Church A J, Dale R C, Lees A J, Giovannoni G, Robertson M M
Neuroinflammation Department, Institute of Neurology, Queen Square, London, UK.
J Neurol Neurosurg Psychiatry. 2003 May;74(5):602-7. doi: 10.1136/jnnp.74.5.602.
The classical neurological disorder after group A beta haemolytic streptococcal infection is Sydenham's chorea. Recently a tic disorder occurring after group A streptococcal infection has been described and termed PANDAS (paediatric autoimmune neuropsychiatric disorders associated with streptococcal infection). It is proposed that antibodies induced after group A streptococcal infection react with basal ganglia neurones in Sydenham's chorea and PANDAS. Anti-basal ganglia antibodies (ABGA) are present in most cases of acute Sydenham's chorea, but rarely in controls.
To investigate the hypothesis that Tourette's syndrome may be associated with group A streptococcal infection and ABGA.

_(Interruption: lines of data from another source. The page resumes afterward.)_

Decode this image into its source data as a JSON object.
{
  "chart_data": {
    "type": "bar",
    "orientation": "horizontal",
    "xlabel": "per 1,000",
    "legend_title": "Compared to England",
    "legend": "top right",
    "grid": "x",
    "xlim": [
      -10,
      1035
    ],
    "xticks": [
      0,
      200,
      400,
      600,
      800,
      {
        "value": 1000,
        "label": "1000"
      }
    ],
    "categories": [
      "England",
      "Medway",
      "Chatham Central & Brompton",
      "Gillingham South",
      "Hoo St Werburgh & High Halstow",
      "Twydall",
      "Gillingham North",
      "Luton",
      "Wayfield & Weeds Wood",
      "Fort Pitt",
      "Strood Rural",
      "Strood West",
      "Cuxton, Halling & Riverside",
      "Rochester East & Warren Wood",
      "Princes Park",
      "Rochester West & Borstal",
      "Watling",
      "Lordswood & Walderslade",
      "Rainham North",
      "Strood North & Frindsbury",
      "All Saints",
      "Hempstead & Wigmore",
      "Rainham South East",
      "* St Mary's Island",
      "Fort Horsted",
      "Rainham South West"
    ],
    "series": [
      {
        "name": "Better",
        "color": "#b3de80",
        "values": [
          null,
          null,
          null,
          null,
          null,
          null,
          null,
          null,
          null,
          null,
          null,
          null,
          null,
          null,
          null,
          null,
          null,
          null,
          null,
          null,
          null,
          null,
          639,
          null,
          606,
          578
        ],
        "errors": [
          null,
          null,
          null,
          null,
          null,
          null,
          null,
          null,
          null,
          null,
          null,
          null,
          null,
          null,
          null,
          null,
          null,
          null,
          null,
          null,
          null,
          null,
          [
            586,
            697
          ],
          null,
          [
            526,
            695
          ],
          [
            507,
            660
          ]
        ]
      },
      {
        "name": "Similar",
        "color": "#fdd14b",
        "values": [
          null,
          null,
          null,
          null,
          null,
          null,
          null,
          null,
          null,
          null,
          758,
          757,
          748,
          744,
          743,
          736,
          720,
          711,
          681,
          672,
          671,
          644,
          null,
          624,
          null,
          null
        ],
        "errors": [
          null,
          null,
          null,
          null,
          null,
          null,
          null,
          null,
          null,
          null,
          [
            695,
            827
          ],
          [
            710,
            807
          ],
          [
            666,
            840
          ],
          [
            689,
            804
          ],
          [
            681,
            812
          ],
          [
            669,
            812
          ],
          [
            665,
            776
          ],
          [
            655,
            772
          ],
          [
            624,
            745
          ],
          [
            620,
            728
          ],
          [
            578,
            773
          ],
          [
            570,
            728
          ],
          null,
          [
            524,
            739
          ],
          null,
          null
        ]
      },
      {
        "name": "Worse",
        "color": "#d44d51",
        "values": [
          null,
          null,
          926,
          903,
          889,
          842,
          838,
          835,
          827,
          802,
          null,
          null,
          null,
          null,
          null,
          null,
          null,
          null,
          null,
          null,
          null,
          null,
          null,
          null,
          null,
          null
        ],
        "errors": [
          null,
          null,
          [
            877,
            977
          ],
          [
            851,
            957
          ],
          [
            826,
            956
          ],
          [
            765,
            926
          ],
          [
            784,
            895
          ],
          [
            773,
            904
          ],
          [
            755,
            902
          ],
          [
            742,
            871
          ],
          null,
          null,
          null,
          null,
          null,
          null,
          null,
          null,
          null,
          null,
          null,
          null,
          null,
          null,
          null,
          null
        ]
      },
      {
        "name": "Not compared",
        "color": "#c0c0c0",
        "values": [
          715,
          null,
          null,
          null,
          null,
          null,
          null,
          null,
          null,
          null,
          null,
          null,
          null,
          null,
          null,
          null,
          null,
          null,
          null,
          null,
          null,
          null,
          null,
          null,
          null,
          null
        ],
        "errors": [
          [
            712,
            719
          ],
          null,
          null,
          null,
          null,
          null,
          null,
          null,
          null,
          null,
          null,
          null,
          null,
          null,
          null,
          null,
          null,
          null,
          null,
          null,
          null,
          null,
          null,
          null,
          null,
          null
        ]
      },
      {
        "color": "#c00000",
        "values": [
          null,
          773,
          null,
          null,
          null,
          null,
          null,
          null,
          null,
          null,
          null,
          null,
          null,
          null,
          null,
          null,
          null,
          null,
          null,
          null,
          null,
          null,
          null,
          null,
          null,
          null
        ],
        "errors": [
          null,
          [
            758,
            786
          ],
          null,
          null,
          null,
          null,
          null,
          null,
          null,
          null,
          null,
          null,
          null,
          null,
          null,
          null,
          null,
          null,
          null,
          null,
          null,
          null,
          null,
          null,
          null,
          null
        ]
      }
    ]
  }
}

100 patients with Tourette's syndrome (DSM-IV-TR) were enrolled in a cross sectional study. Children with neurological disease (n = 50) and recent uncomplicated streptococcal infection (n = 40), adults with neurological disease (n = 50), and healthy adults (n = 50) were studied as controls. Recent group A streptococcal infection was defined using antistreptolysin O titre (ASOT). ABGA were detected using western immunoblotting and indirect immunofluorescence.
ASOT was raised in 64% of children with Tourette's syndrome compared with 15% of paediatric neurological disease controls (p < 0.0001), and in 68% of adults with Tourette's syndrome compared with 12% of adult neurological controls and 8% of adult healthy controls (p < 0.05). Western immunoblotting showed positive binding in 20% of children and 27% of adults with Tourette's syndrome, compared with 2-4% of control groups (p < 0.05). The most common basal ganglia binding was to a 60 kDa antigen, similar to the proposed antigen in Sydenham's chorea. Indirect immunofluorescence revealed autoantibody binding to basal ganglia neurones. Serological evidence of recent group A streptococcal infection, assessed by a raised ASOT, was detected in 91% (21/23) of Tourette's syndrome patients with positive ABGA compared with 57% (44/77) with negative ABGA (p < 0.01).
The results support a role of group A streptococcal infection and basal ganglia autoimmunity in a subgroup of patients with Tourette's syndrome and suggest a pathogenic similarity between Sydenham's chorea and some patients with Tourette's syndrome.
A 组β溶血性链球菌感染后的经典神经障碍是 Sydenham 舞蹈病。最近,一种在 A 组链球菌感染后出现的抽动障碍被描述并命名为 PANDAS(与链球菌感染相关的儿科自身免疫性神经精神障碍)。有人提出,A 组链球菌感染后诱导产生的抗体与 Sydenham 舞蹈病和 PANDAS 中的基底节神经元发生反应。抗基底节抗体(ABGA)在大多数急性 Sydenham 舞蹈病病例中存在,但在对照组中很少见。
研究抽动秽语综合征可能与 A 组链球菌感染和 ABGA 相关的假说。
100 例抽动秽语综合征(DSM-IV-TR)患者纳入一项横断面研究。将患有神经疾病的儿童(n = 50)和近期无并发症的链球菌感染儿童(n = 40)、患有神经疾病的成人(n = 50)以及健康成人(n = 50)作为对照进行研究。使用抗链球菌溶血素 O 滴度(ASOT)来定义近期 A 组链球菌感染。采用蛋白质免疫印迹法和间接免疫荧光法检测 ABGA。
与 15%的儿科神经疾病对照组相比,64%的抽动秽语综合征儿童 ASOT 升高(p < 0.0001);与 12%的成人神经疾病对照组和 8%的成人健康对照组相比,68%的抽动秽语综合征成人 ASOT 升高(p < 0.05)。蛋白质免疫印迹法显示,20%的抽动秽语综合征儿童和 27%的成人有阳性结合,而对照组为 2 - 4%(p < 0.05)。最常见的基底节结合是与一种 60 kDa 的抗原,类似于 Sydenham 舞蹈病中提出的抗原。间接免疫荧光显示自身抗体与基底节神经元结合。在 ABGA 阳性的抽动秽语综合征患者中,91%(21/23)通过升高的 ASOT 检测到近期 A 组链球菌感染的血清学证据,而 ABGA 阴性的患者中这一比例为 57%(44/77)(p < 0.01)。
结果支持 A 组链球菌感染和基底节自身免疫在一部分抽动秽语综合征患者中起作用,并提示 Sydenham 舞蹈病与部分抽动秽语综合征患者之间存在致病相似性。